Averne by the Sea’s performance was no accident. New York City demanded design upgrades based on the site’s environmental review, the Happold report states. The fixes cost developers more and took longer, but resulted in better flood-resistant and storm infrastructure, particularly the million cubic yards of fill brought in to elevate the whole development.
Six inches lower, and the damage would have been enormous, according to the Happold study.
Multiple Lines of Defense
A jury in October picked the winner of the FAR ROC design competition: White Arkitekter, of Stockholm. White, which beat 117 other entrants, is working with Arup, an international engineering firm headquartered in London, and the San Francisco-based architecture firm Gensler.
The winning plan, if implemented, may change the way beach communities think about protecting themselves as weather becomes more violent and sea levels rise. The proposal's innovations surpass Arverne’s, with layered protections that enhance livability, such as storm-water management structures in the form of parks.

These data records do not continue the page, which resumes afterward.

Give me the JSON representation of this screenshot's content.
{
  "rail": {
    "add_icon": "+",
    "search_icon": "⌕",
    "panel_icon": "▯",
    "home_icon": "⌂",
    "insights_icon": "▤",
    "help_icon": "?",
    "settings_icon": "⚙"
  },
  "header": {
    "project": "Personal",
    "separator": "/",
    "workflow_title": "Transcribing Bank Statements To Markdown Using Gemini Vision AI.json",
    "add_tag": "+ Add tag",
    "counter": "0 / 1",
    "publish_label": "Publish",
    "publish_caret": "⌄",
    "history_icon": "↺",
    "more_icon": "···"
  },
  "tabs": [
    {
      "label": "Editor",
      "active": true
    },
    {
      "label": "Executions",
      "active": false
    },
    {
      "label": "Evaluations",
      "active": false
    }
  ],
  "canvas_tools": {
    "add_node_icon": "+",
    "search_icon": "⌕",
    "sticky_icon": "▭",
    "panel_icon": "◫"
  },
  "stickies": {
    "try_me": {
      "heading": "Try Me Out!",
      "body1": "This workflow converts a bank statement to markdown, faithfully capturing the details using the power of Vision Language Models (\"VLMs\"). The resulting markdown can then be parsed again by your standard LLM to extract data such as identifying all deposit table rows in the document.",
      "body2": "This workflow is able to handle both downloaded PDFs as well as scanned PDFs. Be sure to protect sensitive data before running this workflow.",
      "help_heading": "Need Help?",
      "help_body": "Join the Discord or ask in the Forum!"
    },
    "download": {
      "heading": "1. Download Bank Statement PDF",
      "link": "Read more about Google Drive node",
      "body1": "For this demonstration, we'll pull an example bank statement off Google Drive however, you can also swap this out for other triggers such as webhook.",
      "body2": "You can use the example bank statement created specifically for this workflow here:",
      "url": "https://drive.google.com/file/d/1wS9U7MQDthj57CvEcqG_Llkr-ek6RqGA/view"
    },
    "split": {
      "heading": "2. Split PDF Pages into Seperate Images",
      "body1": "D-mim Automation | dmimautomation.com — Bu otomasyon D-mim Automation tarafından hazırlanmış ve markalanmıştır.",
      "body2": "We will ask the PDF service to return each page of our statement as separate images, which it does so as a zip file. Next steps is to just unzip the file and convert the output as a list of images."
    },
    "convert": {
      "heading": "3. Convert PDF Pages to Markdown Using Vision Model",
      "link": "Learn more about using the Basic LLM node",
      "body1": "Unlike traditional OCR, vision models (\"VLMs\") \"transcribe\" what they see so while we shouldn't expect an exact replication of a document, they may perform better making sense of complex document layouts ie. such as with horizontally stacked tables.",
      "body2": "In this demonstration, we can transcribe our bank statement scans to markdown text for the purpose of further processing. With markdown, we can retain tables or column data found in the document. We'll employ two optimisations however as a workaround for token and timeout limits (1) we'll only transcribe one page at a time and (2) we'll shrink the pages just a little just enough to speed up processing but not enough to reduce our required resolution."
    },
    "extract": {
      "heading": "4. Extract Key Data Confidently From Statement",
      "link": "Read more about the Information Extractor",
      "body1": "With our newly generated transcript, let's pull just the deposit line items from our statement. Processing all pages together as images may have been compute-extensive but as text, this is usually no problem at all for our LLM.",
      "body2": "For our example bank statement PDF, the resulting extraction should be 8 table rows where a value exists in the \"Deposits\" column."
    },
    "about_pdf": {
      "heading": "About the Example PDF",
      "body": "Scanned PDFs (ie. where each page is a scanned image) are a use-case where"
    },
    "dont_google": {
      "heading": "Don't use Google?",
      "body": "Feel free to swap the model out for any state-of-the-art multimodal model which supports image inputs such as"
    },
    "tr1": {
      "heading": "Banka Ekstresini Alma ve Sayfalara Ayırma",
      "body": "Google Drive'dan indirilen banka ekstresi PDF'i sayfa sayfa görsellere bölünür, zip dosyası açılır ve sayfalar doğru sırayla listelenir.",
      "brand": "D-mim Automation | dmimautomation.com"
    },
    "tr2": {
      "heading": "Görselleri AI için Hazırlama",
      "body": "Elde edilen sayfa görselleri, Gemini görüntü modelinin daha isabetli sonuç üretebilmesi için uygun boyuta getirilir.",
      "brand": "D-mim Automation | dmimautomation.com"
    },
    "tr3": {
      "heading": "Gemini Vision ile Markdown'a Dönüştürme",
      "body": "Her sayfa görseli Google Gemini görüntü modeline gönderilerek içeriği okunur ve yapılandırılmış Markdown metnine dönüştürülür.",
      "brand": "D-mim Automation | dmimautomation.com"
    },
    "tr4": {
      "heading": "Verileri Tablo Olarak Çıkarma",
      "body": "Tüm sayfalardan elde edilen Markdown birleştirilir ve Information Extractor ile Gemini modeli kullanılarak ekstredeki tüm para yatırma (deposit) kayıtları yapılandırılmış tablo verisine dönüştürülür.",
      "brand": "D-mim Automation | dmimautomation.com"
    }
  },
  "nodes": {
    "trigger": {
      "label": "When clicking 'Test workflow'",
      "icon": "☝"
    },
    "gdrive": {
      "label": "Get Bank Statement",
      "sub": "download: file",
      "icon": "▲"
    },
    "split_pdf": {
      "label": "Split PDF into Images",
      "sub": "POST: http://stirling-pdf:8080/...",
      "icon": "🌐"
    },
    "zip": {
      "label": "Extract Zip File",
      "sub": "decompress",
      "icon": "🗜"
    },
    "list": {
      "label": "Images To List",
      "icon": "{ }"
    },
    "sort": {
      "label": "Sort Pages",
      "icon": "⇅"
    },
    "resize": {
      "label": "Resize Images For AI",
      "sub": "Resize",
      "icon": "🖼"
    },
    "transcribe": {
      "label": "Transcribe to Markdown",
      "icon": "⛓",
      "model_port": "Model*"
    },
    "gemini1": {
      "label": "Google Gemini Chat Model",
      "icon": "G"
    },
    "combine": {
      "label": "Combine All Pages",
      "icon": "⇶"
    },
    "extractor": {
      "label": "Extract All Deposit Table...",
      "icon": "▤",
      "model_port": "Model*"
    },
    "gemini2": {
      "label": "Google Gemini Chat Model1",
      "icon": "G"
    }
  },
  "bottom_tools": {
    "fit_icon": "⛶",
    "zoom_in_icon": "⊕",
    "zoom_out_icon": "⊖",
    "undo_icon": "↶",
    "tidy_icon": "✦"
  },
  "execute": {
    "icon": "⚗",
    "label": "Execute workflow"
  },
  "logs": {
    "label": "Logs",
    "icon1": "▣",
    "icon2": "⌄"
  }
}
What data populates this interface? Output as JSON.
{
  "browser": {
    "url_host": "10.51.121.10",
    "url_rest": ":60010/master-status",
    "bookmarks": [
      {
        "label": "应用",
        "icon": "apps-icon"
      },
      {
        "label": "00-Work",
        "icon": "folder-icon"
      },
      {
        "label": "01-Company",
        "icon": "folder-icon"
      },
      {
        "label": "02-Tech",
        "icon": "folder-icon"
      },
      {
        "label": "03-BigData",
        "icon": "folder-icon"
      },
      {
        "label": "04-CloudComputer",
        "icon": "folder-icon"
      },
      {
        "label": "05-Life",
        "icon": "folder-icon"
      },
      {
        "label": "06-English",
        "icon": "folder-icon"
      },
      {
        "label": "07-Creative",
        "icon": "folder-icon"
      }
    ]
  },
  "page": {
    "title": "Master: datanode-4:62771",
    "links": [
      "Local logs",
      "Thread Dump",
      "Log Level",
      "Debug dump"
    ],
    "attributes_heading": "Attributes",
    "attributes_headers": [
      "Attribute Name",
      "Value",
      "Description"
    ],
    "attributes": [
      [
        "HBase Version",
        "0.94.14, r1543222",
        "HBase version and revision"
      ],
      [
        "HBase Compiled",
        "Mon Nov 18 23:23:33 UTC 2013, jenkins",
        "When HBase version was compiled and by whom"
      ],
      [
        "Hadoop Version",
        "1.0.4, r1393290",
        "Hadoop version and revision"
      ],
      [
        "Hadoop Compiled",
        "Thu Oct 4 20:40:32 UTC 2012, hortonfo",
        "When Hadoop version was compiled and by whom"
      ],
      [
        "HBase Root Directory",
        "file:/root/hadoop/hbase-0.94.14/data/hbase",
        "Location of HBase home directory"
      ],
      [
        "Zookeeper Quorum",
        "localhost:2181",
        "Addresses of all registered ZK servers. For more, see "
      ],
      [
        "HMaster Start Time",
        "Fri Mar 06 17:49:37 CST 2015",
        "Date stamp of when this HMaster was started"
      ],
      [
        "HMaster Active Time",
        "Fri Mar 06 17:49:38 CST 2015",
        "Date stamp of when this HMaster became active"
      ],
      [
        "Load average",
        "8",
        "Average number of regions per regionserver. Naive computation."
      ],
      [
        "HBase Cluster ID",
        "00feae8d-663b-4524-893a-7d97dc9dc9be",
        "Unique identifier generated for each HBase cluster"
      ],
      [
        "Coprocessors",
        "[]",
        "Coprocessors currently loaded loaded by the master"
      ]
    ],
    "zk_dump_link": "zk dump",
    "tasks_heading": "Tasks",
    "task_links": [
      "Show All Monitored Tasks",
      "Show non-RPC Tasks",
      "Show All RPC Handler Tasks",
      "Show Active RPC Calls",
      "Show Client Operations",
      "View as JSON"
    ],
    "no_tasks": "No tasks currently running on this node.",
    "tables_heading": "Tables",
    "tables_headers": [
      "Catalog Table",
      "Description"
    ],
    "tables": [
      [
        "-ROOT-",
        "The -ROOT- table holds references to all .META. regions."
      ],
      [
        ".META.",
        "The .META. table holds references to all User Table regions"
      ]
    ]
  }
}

The first speed bump for storms would lie offshore, underground, where fabric tubes filled with sand would both change the contour of the seafloor and anchor sandbars and islands. “The offshore barriers reduce the wave energy before they hit the beach,” explained Tom Kennedy, principal with Arup. Currents may gradually melt the structures away, but the sand would find its way onto beaches, making them sturdier.
Dunes with wind-break fences, groynes and more sand-filled “geotextile tubes” would be engineered to slow down water washing ashore. Well-picked tree and plant species would help prevent sand erosion.
The White proposal brings back a destroyed wooden boardwalk, familiar to New Yorkers for generations, that would zigzag and include pivoting walkway panels, both to dissipate wave energy in a storm.
The shore defenses would protect a real estate footprint that grows from an existing street layout. White envisions a central boulevard that would run from a nearby elevated rail-transit station to form a town square at the ocean edge. Elsewhere, two structures would also serve as places of refuge should disaster strike.
The team laid out two sunken, diagonal parks that slice through the rectilinear neighborhood streets, drawing water away from the houses and apartment buildings, which are raised 14 feet above new, preliminary FEMA flood levels.
Sander Schuur, the project architect at White Arkitekter, thinks he could affordably build dwellings that cut energy use by 70 percent. Some renewable energy, such as solar and geothermal heating, can minimize the community’s reliance on the grid, which failed catastrophically over wide swaths in several states after Sandy.
Forecast Uncertain for the Coast
The design competition is one of many ways governments, developers and nonprofits are testing storm-resisting innovation. So-called ideas competitions often come to nothing because they dream too expansively.
The jury appears to have selected the White team because its plan is tantalizingly close to being buildable. The hard work now is seeing how much of the plan will survive detailed review. The development team is in the process of developing a cost estimate for the plan and a timeline, according to L+M’s Gomez.
Schuur’s firm called its incremental but comprehensive approach “small means to great ends.”
It’s emblematic of how coastal design is moving away from costly, large-scale walls and sea barriers that only work until overtaken by inexorable sea level rise.
“If you build one big protective element, the entire project relies on that element,” Schuur said. “We wanted backup.”